Ausstellung ‚Isa Genzken. 75/75‘ in der Neuen Nationalgalerie.

Die Neue Nationalgalerie Berlin zeigt eine Jubiläumsschau zum 75. Geburtstag der Bildhauerin Isa Genzken.

Eine acht Meter hohe pinkfarbene Rose mit grün patiniertem Stiel vor dem Eingang zur Neuen Nationalgalerie gehört derzeit zu den beliebtesten Fotomotiven der Hauptstadt.
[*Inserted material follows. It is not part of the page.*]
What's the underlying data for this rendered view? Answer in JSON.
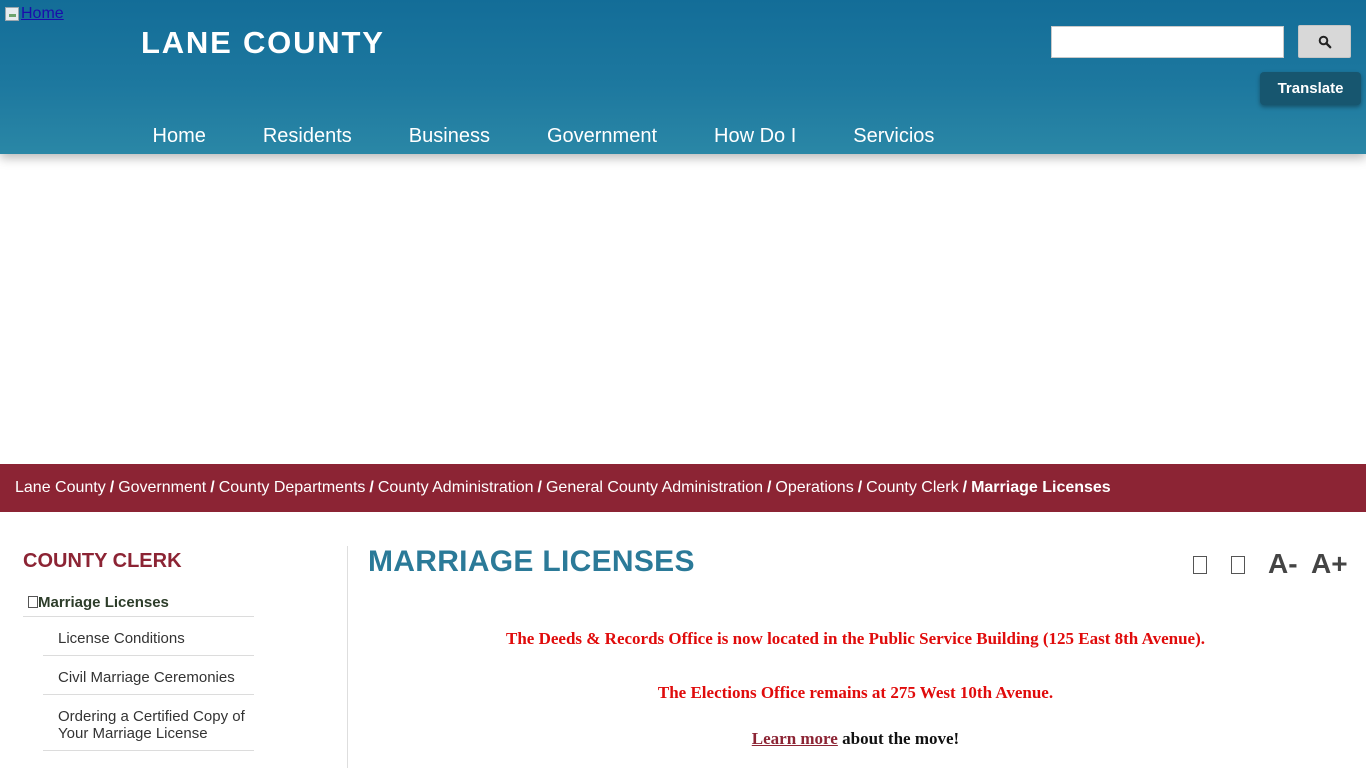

Sie bildet das spektakuläre Entree zur Geburtstagsschau „Isa Genzken 75/75“, die mit einem opulenten Querschnitt durch das Werk der am 27. November 1948 geborenen Bildhauerin aufwartet. 75 Werke aus allen Schaffensperioden seit den 1970er Jahren sind in der gläsernen Halle des Museumsbaus von Mies van der Rohe versammelt.

In dem chronologisch angelegten Parcours spiegelt sich die enorme Vielseitigkeit der ebenso eigensinnigen wie innovativen Künstlerin wider, die mit unterschiedlichsten Materialien arbeitet: Holz, Beton, Stahl, Plastik, Pappe, Spiegel, Stoff und Klebebänder kommen zum Einsatz, wenn Isa Genzken formt, baut, montiert und drapiert. Dabei arbeitet sie sich entlang an der eigenen Biografie ab, verhandelt gesellschaftlich relevante Themen. Trotz der Heterogenität der Skulpturen ist ihre Affinität zu Architektur und Städten unübersehbar.

Werke im Dialog mit der offenen Architektur

Am Anfang der Ausstellung stehen elegante Ellipsoiden und Hyperboloiden, schlanke, in aufwendiger Handarbeit gefertigten Holzskulpturen, die auf dem Boden ruhen und vom US-amerikanischen Minimalismus beeinflusst sind. Den Gegensatz dazu bilden die improvisiert wirkenden Gipsskulpturen, zu denen auch der „Müllberg“ gehört.

Die legendären „Weltempfänger“ aus Beton mit ihren langen Antennen symbolisieren den Kontakt zur Außenwelt, sind Vermittler zwischen Sender und Empfänger. „Mein Gehirn“, ein amorpher Betonklumpen, aus dem ein dünner Draht ragt, ist als Selbstporträt zu verstehen.

Nofretete von Isa Genzken.

Isa Genzkens Nofretete.

An moderne Hochhaus-Architektur erinnern die kubischen Betonformen, Bauteile und Abgüsse von Fassaden, die auf fragilen Podesten platziert eine starke Präsenz ausstrahlen. Die Werkreihe „Fenster“ , für die Isa Genzken 1991 erstmals durchsichtiges Epoxyd verwendet, in dem das Stahlskelett sichtbar bleibt, garantiert ihr einen hohen Wiedererkennungswert.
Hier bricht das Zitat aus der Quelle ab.